6 Best German Language Datasets of 2022

German is one of the most commonly spoken languages in the world. That being said, it’s not always easy to find german language datasets with a specific dialect or type of speech to train your models. 

That’s why we’ve done the hard bit for you. Here at Twine, we’ve searched high and low to find the best German Language datasets.

Are you ready?

Let’s dive into our list of the best German Language datasets in 2022.


Here are our top picks for German Language datasets:

1. Multi30k Dataset

Created by Elliott et al. in 2016, the Multi30k Dataset of images paired with sentences in English and German. This dataset extends the Flickr30K dataset., in German, and English language. Containing 31,014 in n/a file format.

Access the dataset

2. WebNLG (Enriched) Dataset

Created by Gardent et al. in 2017, the WebNLG (Enriched) Dataset consists of 25,298 (data, text) pairs and 9,674 distinct data units. The data units are sets of RDF triples extracted from DBPedia and the texts are sequences of one or more sentences verbalizing these data units., in German, and English language. Containing 25,298 in XML file format.

Access the dataset

3. Ten Thousand German News Articles Dataset (10kGNAD) Dataset

Created by Timo Block in 2019, the Ten Thousand German News Articles Dataset (10kGNAD) Dataset consists of 10273 german language news articles from an Austrian online newspaper categorized into nine topics., in German language. Containing 10,273 in CSV file format.

Access the dataset

4. CC100-German Dataset

Created by Conneau & Wenzek et al. in 2020, the CC100-German This dataset is one of the 100 corpora of monolingual data that was processed from the January-December 2018 Commoncrawl snapshots from the CC-Net repository. The size of this corpus is 18G., in the German language. Containing n/a in Text file format.

Access the dataset

5. GermEval 2014 NER Shared Task Dataset

Created by Benikova et al. in 2014, the GermEval 2014 NER Shared Task The data was sampled from German Wikipedia and News Corpora as a collection of citations. The dataset covers over 31,000 sentences corresponding to over 590,000 tokens., in the German language. Containing 31,000+ in TSV file format.

Access the dataset

6. Event-focused Emotion Corpora for German and English Dataset

Created by Troiano et al. in 2019, the Event-focused Emotion Corpora for German and English German and English emotion corpora for emotion classification, annotated with crowdsourcing in the style of the ISEAR resources., in German, English language. Contains 2,002 in TSV file format.

Access the dataset


Wrapping up

To conclude, here are top picks for the best German Language datasets for your projects:

  1. Multi30k Dataset
  2. WebNLG (Enriched) Dataset
  3. Ten Thousand German News Articles Dataset (10kGNAD) Dataset
  4. CC100-German Dataset
  5. GermEval 2014 NER Shared Task Dataset
  6. Event-focused Emotion Corpora for German and English Dataset

We hope that this list has either helped you find a dataset for your project or, realize the myriad of options available to you. 

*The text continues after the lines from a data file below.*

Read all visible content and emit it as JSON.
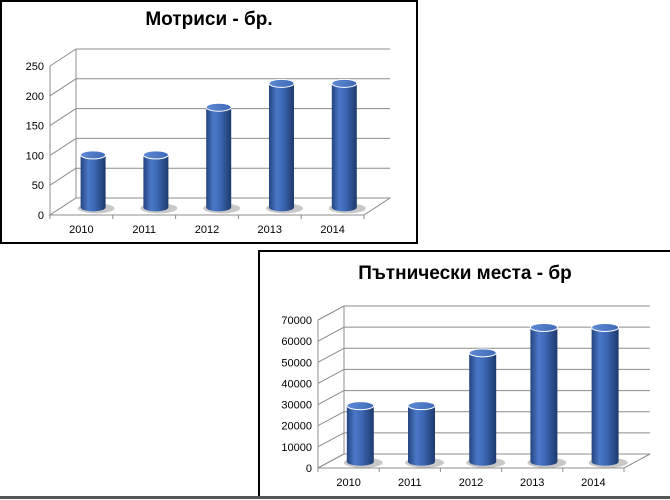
{
  "chart_data": [
    {
      "type": "bar",
      "title": "Мотриси - бр.",
      "categories": [
        "2010",
        "2011",
        "2012",
        "2013",
        "2014"
      ],
      "values": [
        88,
        88,
        168,
        208,
        208
      ],
      "ylim": [
        0,
        250
      ],
      "yticks": [
        "0",
        "50",
        "100",
        "150",
        "200",
        "250"
      ],
      "xlabel": "",
      "ylabel": "",
      "bar_color": "#3a65b0",
      "style": "3d-cylinder",
      "grid": true
    },
    {
      "type": "bar",
      "title": "Пътнически места - бр",
      "categories": [
        "2010",
        "2011",
        "2012",
        "2013",
        "2014"
      ],
      "values": [
        26500,
        26500,
        51500,
        63500,
        63500
      ],
      "ylim": [
        0,
        70000
      ],
      "yticks": [
        "0",
        "10000",
        "20000",
        "30000",
        "40000",
        "50000",
        "60000",
        "70000"
      ],
      "xlabel": "",
      "ylabel": "",
      "bar_color": "#3a65b0",
      "style": "3d-cylinder",
      "grid": true
    }
  ]
}
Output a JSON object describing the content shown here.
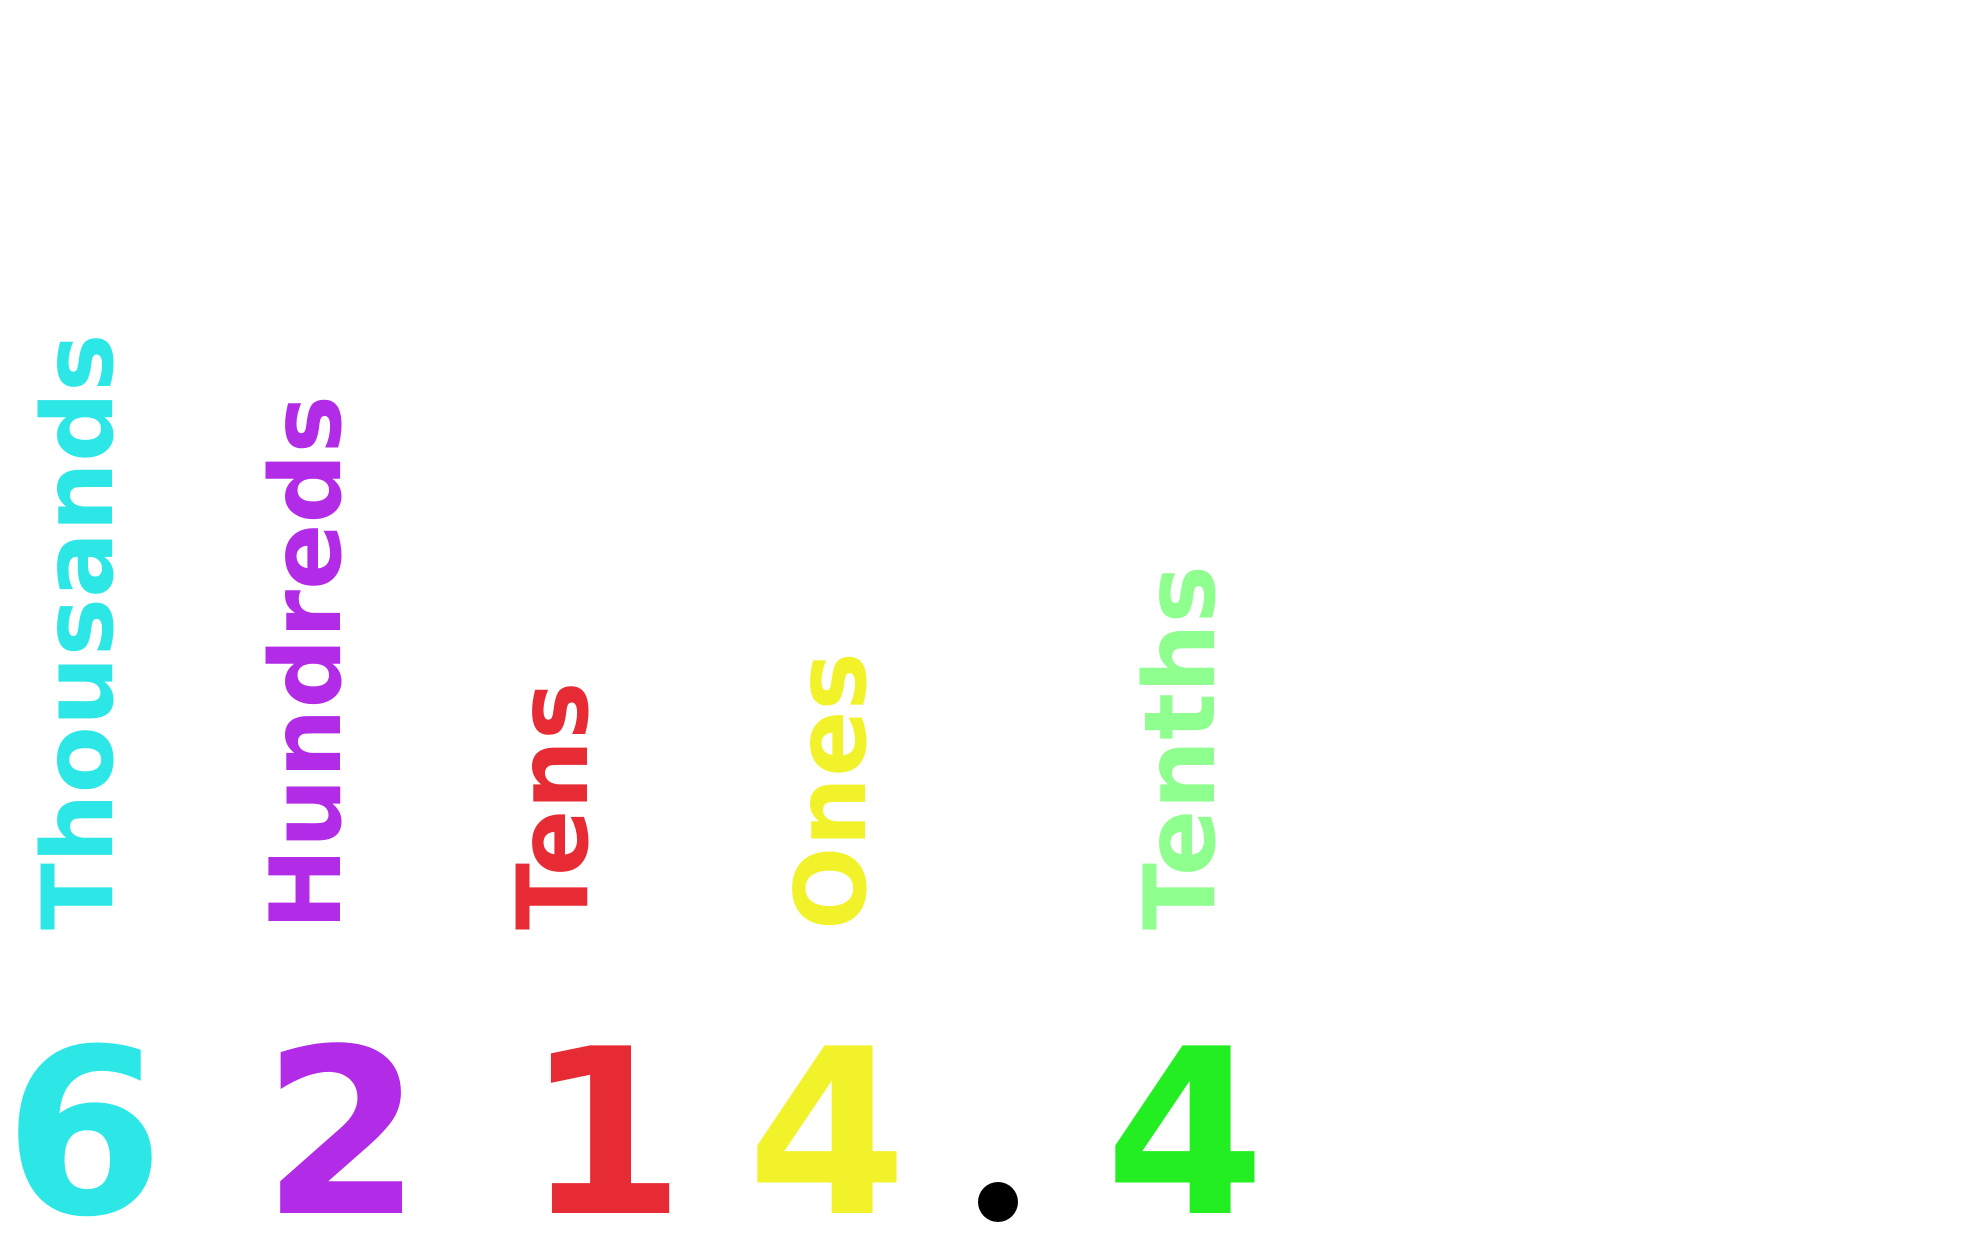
{
  "place_values": [
    {
      "label": "Thousands",
      "digit": "6",
      "label_color": "#2de6e6",
      "digit_color": "#2de6e6"
    },
    {
      "label": "Hundreds",
      "digit": "2",
      "label_color": "#b22be6",
      "digit_color": "#b22be6"
    },
    {
      "label": "Tens",
      "digit": "1",
      "label_color": "#e62b35",
      "digit_color": "#e62b35"
    },
    {
      "label": "Ones",
      "digit": "4",
      "label_color": "#f2f22b",
      "digit_color": "#f2f22b"
    },
    {
      "label": "Tenths",
      "digit": "4",
      "label_color": "#8fff8f",
      "digit_color": "#22ee22"
    }
  ],
  "decimal_point_color": "#000000"
}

If there are any datasets you would like us to add to the list then please let us know here.

If you would like to find out more about how we could help build a custom dataset for your project then please don’t hesitate to contact us!

Let us help you do the math – check our AI dataset project calculator.

Ready to learn more? Check out our Dataset Archives:

Twine AI

Harness Twine’s established global community of over 400,000 freelancers from 190+ countries to scale your dataset collection quickly. We have systems to record, annotate and verify custom video datasets at an order of magnitude lower cost than existing methods.